It sounds like exactly the opposite--the problems are being caused by the ILLEGAL marijuana market, not the legal one.  I also disagree with the statement that the legal cannabis market makes it easier for the black market to survive.  I would think that anyone with a brain can see that black markets only exist when products people demand are  not available legally.  I really hate to say that I hate a certain group of people, but these Reefer Madness idiots just make me boil inside.


----------



## AluminumMonster (May 29, 2016)

This fool is from an extremely conservative area with almost no population. He is viewed as a wackadoo even by the people in his county.

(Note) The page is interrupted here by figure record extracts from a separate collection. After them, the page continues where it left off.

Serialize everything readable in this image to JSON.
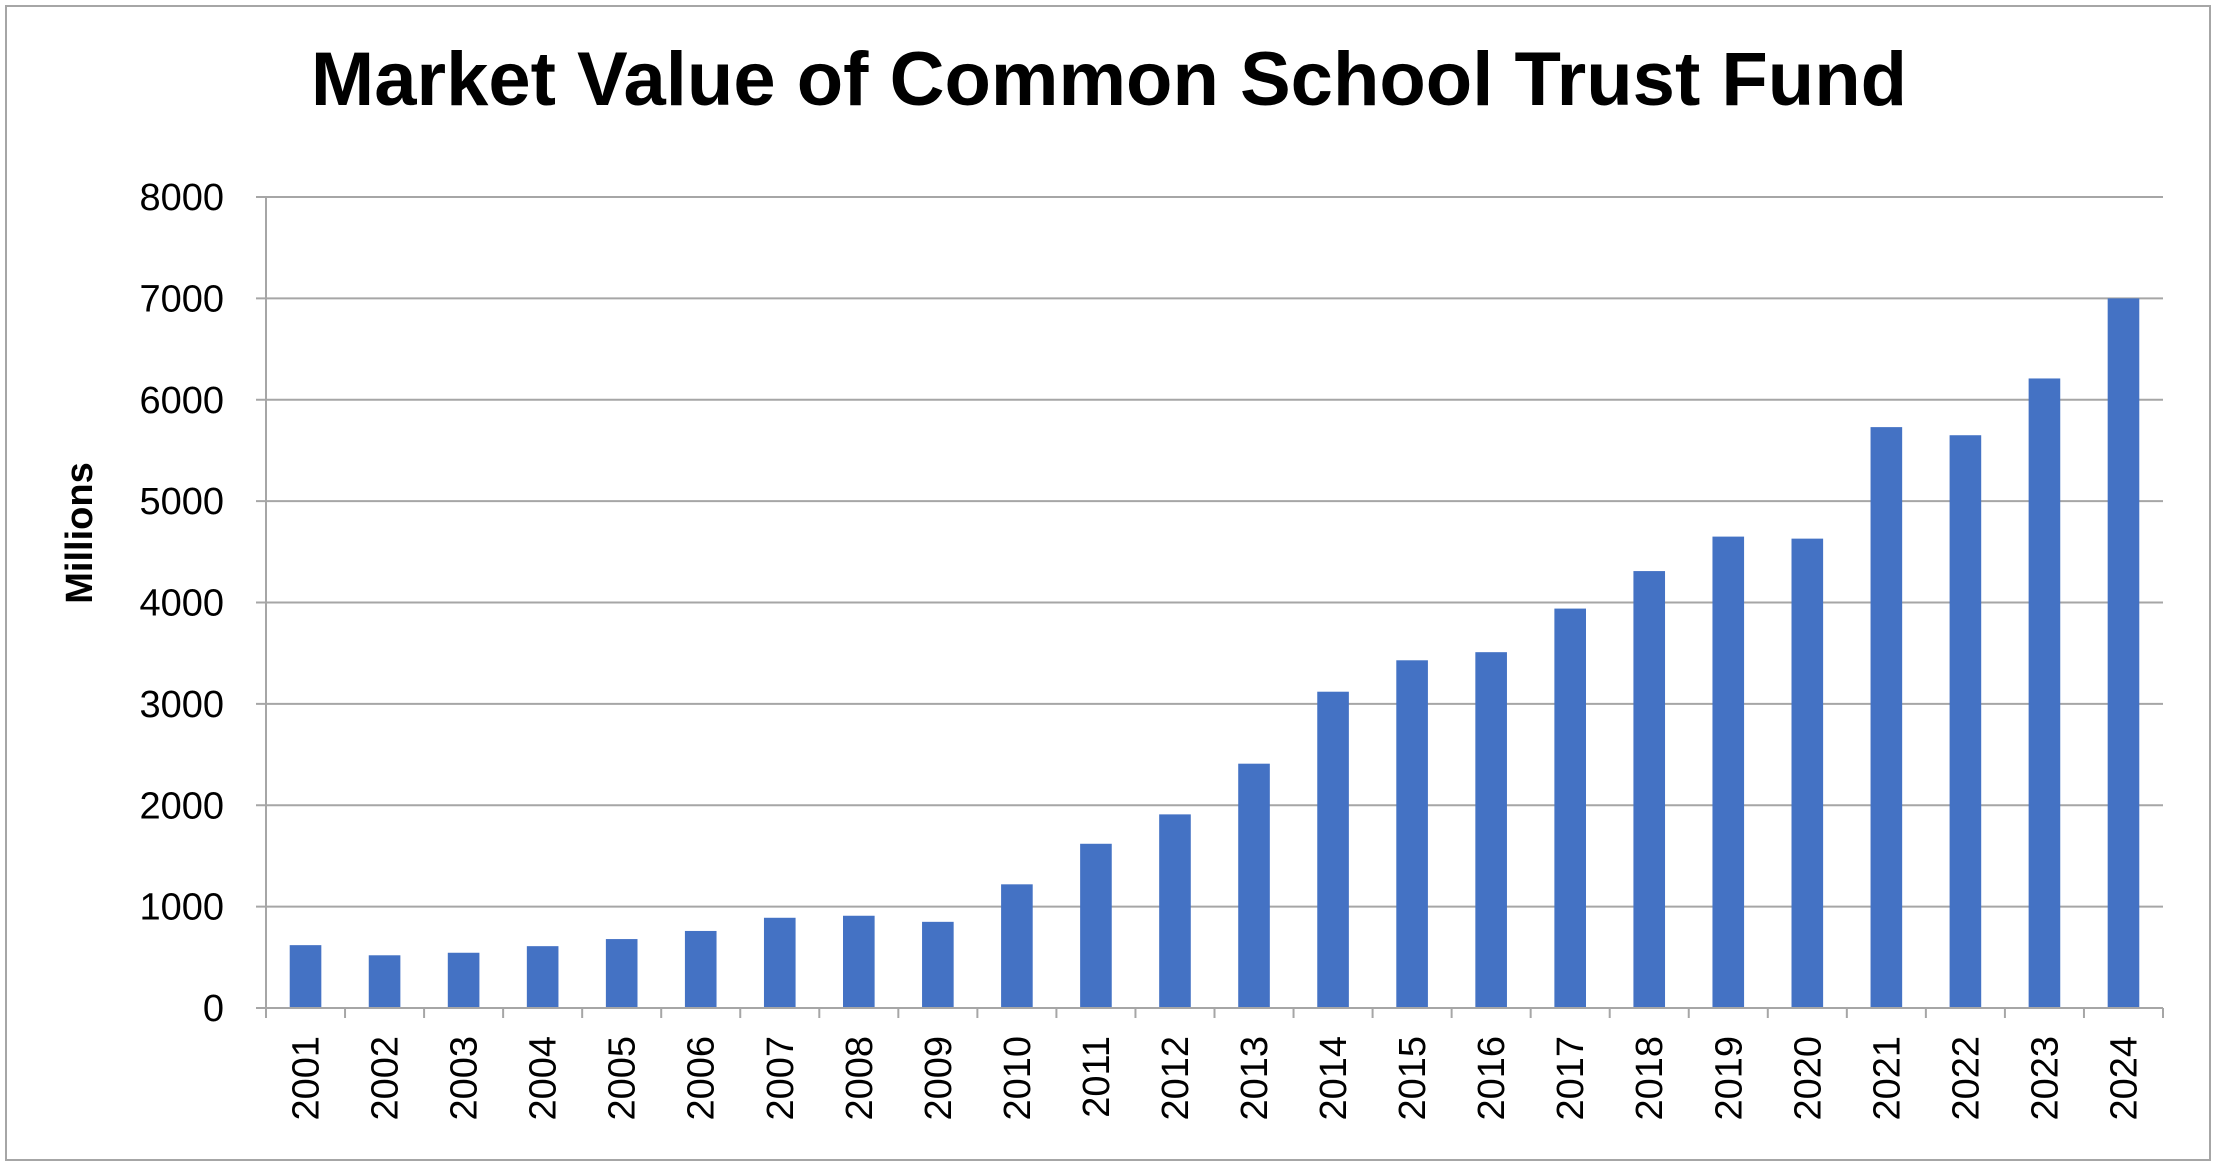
{
  "chart_data": {
    "type": "bar",
    "title": "Market Value of Common School Trust Fund",
    "xlabel": "",
    "ylabel": "Millions",
    "ylim": [
      0,
      8000
    ],
    "yticks": [
      0,
      1000,
      2000,
      3000,
      4000,
      5000,
      6000,
      7000,
      8000
    ],
    "grid": true,
    "legend": "none",
    "categories": [
      "2001",
      "2002",
      "2003",
      "2004",
      "2005",
      "2006",
      "2007",
      "2008",
      "2009",
      "2010",
      "2011",
      "2012",
      "2013",
      "2014",
      "2015",
      "2016",
      "2017",
      "2018",
      "2019",
      "2020",
      "2021",
      "2022",
      "2023",
      "2024"
    ],
    "values": [
      620,
      520,
      545,
      610,
      680,
      760,
      890,
      910,
      850,
      1220,
      1620,
      1910,
      2410,
      3120,
      3430,
      3510,
      3940,
      4310,
      4650,
      4630,
      5730,
      5650,
      6210,
      7000
    ],
    "colors": {
      "bar": "#4472c4",
      "grid": "#a6a6a6",
      "axis": "#a6a6a6",
      "frame": "#a6a6a6"
    }
  }
}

Sent from my SM-N920V using Tapatalk


----------



## Keef (May 29, 2016)

THG I was Born and raised by True Reefer Madness believers !--(I prefer the musical )-- Ask any of them --They'll tell U Every problem in the world can be traced back to the Devils weed !--- AM say the man is a wacko ---I live  in the land of wackos !--- U can do a study on anything and prove your point with references and all to put your own spin on it !--- This needs to end !--- I WILL smoke a legal joint in my land one day !--We can figure everything else out as we go !---


----------



## The Hemp Goddess (May 30, 2016)

Good luck with that Keef.  I am moving because I truly believe that I will die before Idaho legalizes MMJ and I am tired of being a "criminal" and afraid of incarceration.  

Yeah, AM, I figured that he was one of those little fish in a little pond that wanted to be a big fish.  The entire article does not even make sense as it IS the illegal black market causing the problems and has nothing at all to do with the legal cannabis trade.  These stupid right wing politicians make me want to pull my hair out :hairpull:


----------



## Keef (May 30, 2016)

Been an Outlaw since I smoked that first joint !--- This is just the way it is for now !--- I'm just excited that the war on weed is coming to an end !--- Not saying it is a good thing but having to hide from LEO has taught us how to hide a grow !-- I figure I just stay hid --grow enough for D.D. and I and keep working on making my Frankenplant !--- I'm in the zone all I have to do is I.D. the right plant !--- Texas don't have a clue what I'm gonna unleash on they happy a** !--- I'm gonna rock they world !


----------